Set in New Orleans during the Roaring Twenties, The Princess and the Frog is Disney’s first American fairytale and is undoubtedly firmly rooted in the spirit and culture of the city, which is evocatively brought to life with Disney’s traditionally dazzling animation. In recent years digital animation has seemingly become predominant in cinema, but as the success of films such as Hayao Miyazaki’s Spirited Away has proven, there is definitely still room in the market for hand-drawn animation. The mistake Disney once made was in trying to emulate newer, more cynical cartoons such as the Shrek films, which often feel like they’re constantly bouncing back and forth between kid-friendly slapstick comedy and adult-friendly in-jokes and film references. The Princess and the Frog thankfully plays to the studio’s strengths, which have always been in dialling down the cynicism and crafting warm-hearted storylines where the humour can be equally appreciated by all ages.
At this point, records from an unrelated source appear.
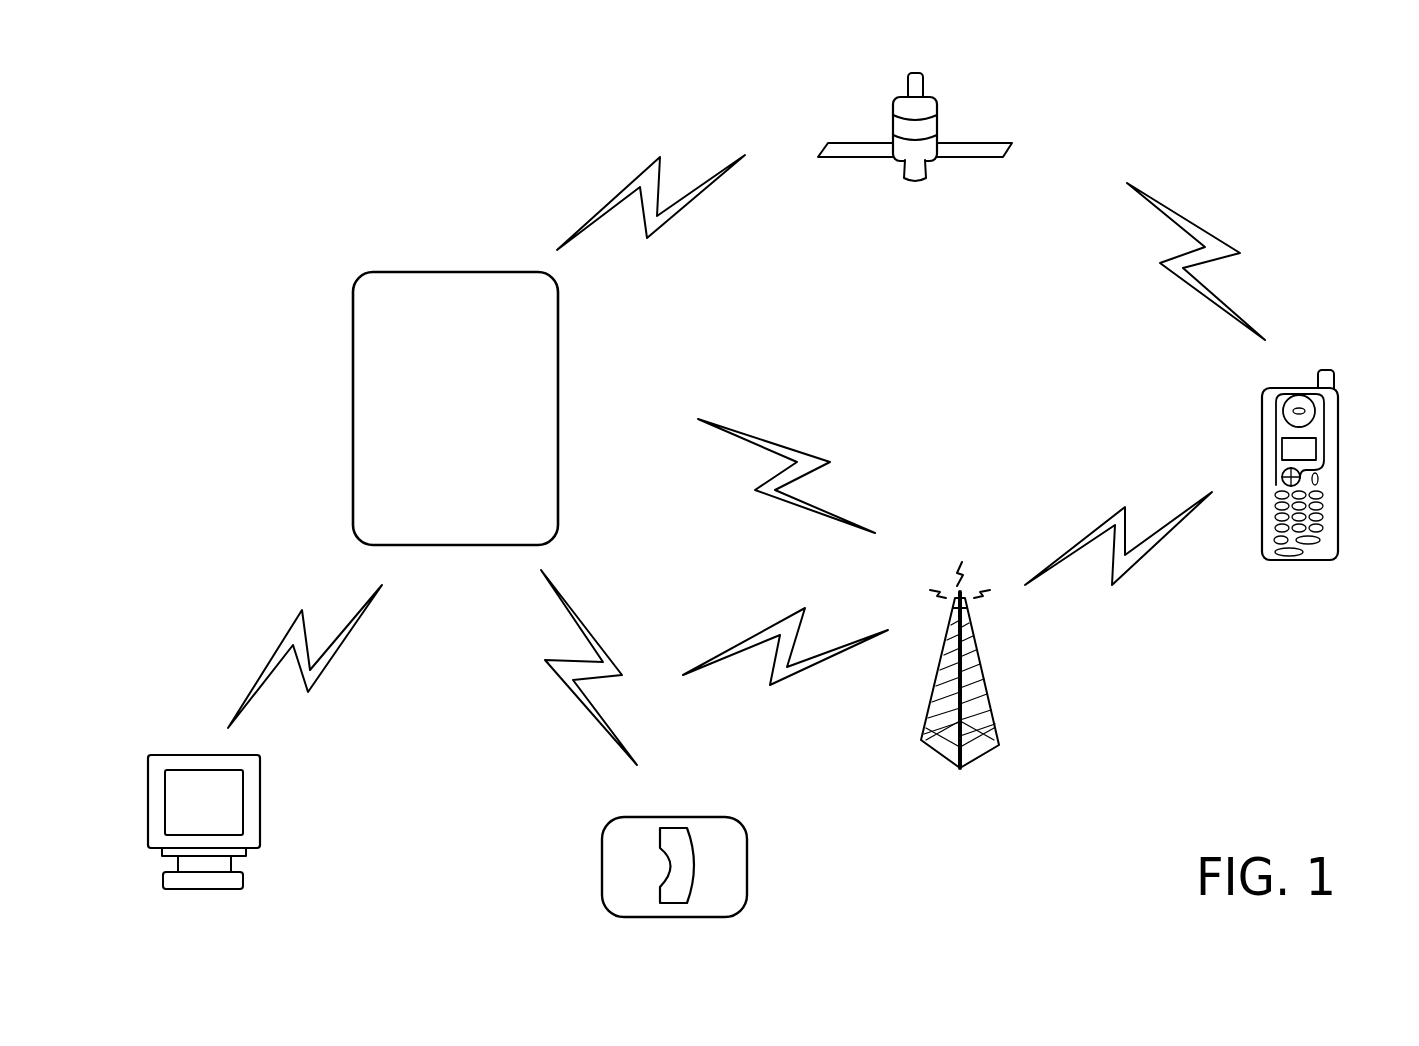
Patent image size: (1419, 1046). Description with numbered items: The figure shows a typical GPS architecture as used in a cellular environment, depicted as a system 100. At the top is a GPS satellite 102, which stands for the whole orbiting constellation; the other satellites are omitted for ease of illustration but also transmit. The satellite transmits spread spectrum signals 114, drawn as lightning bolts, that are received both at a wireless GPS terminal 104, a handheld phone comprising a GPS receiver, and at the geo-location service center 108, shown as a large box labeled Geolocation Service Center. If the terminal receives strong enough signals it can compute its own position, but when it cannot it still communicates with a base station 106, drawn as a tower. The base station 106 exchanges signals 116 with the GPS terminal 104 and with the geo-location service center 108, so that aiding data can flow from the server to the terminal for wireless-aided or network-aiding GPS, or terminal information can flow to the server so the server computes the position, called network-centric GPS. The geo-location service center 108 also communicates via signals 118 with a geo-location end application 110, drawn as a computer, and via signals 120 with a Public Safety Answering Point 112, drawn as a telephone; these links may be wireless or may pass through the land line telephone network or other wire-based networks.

The system 100 is at (353, 156).
The GPS satellite 102 is at (973, 140).
The wireless GPS terminal 104 is at (1335, 468).
The base station 106 is at (993, 717).
The geo-location service center 108 is at (456, 270).
The geo-location end application 110 is at (206, 755).
The Public Safety Answering Point 112 is at (650, 817).
The spread spectrum signals 114 is at (641, 176).
The signals 116 is at (745, 432).
The signals 118 is at (287, 623).
The signals 120 is at (570, 608).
And yet, that’s not to say nothing has changed. Much has been made of the fact that Tiana is Disney’s first African-American princess, but just as significant is that she is a heroine who doesn’t just wait for things to happen to her – she is driven by her desire to achieve her own dreams, which definitely don’t revolve around marrying a Prince. Prince Naveen, on the other hand, is used to being given everything in life and far from being the perfect Prince Charming is an irresponsible playboy who has to learn the importance of hard work. The film doesn’t shy away from the romance between the central characters, but it’s equally funny and has a sufficiently scary villain. The underlying racial tensions in America during the 1920s are also hinted at in several scenes, such as when we watch Tiana and her mother travel from the city’s large mansions to the small houses where they live, or when Tiana’s landlords tell her that a “little woman of your…background” should not aim so high.

Randy Newman’s music adds another layer to the film but unfortunately doesn’t move the story along as well as it should, and isn’t as memorable as that of Disney’s frequent collaborator Alan Menken. There are, however, some stand-outs such as Tiana’s solo number “Almost There”, and the choice of Randy Newman makes sense in light of his New Orleans roots.
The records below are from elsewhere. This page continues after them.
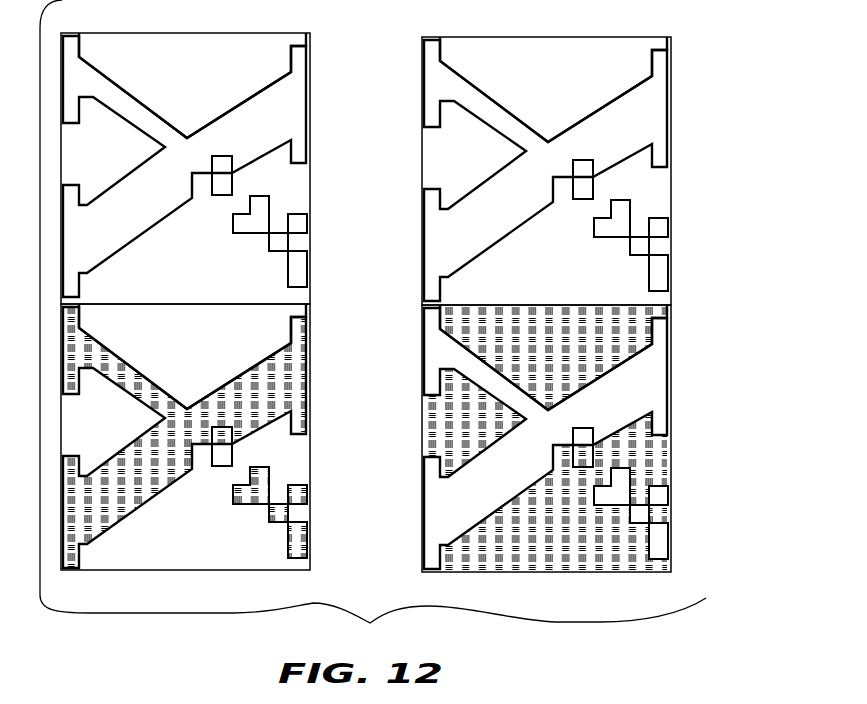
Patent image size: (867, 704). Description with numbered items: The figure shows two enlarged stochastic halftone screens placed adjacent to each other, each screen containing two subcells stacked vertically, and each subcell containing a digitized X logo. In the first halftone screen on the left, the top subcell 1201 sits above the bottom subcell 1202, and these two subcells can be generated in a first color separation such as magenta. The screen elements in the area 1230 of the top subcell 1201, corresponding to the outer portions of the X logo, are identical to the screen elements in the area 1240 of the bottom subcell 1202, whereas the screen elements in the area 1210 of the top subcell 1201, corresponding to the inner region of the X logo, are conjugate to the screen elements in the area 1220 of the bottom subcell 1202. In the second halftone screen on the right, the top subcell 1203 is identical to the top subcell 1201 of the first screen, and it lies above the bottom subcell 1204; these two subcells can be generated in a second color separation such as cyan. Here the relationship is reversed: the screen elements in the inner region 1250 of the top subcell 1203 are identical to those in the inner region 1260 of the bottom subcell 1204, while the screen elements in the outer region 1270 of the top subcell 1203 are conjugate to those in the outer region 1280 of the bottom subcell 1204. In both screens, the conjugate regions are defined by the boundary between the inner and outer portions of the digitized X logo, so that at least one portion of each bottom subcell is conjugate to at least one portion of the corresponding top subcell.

The top subcell 1201 is at (221, 154).
The bottom subcell 1202 is at (225, 437).
The top subcell 1203 is at (582, 155).
The bottom subcell 1204 is at (587, 438).
The area 1210 is at (252, 145).
The area 1220 is at (253, 413).
The area 1230 is at (213, 57).
The area 1240 is at (247, 328).
The region 1250 is at (613, 147).
The region 1260 is at (635, 405).
The region 1270 is at (590, 60).
The region 1280 is at (613, 328).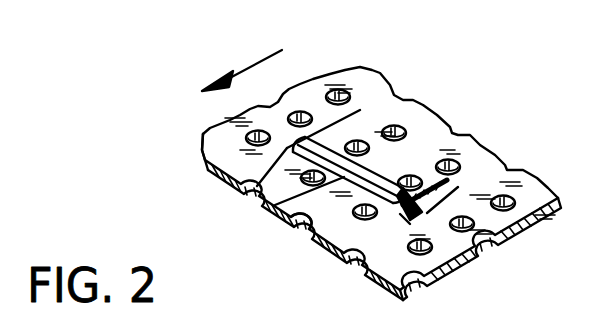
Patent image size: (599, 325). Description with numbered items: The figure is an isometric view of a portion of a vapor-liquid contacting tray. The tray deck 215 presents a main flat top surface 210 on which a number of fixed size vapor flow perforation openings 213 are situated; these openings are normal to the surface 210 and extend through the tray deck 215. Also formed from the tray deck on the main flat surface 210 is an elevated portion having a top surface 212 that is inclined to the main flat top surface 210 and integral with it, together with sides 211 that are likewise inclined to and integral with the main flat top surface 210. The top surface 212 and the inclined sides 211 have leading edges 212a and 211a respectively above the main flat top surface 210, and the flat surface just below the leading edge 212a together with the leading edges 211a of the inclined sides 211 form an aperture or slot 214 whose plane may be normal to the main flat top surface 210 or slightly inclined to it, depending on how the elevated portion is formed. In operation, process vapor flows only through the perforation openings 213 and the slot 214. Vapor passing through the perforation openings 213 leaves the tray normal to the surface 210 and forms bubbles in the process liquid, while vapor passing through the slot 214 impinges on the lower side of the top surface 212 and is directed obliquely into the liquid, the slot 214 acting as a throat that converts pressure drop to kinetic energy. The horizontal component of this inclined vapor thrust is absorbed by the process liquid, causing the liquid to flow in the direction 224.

Anyone who grew up on Disney animation in the 90s will undoubtedly get a sense of nostalgia in watching The Princess and the Frog, but most importantly it’s a film which stands up on its own, sticking firmly to its Disney roots and at the same adapting itself to a modern audience. Like all the best family cartoons, whether traditionally or digitally animated, it’s not just one for the kids.

The Princess and the Frog is now showing at Vue Cinemas.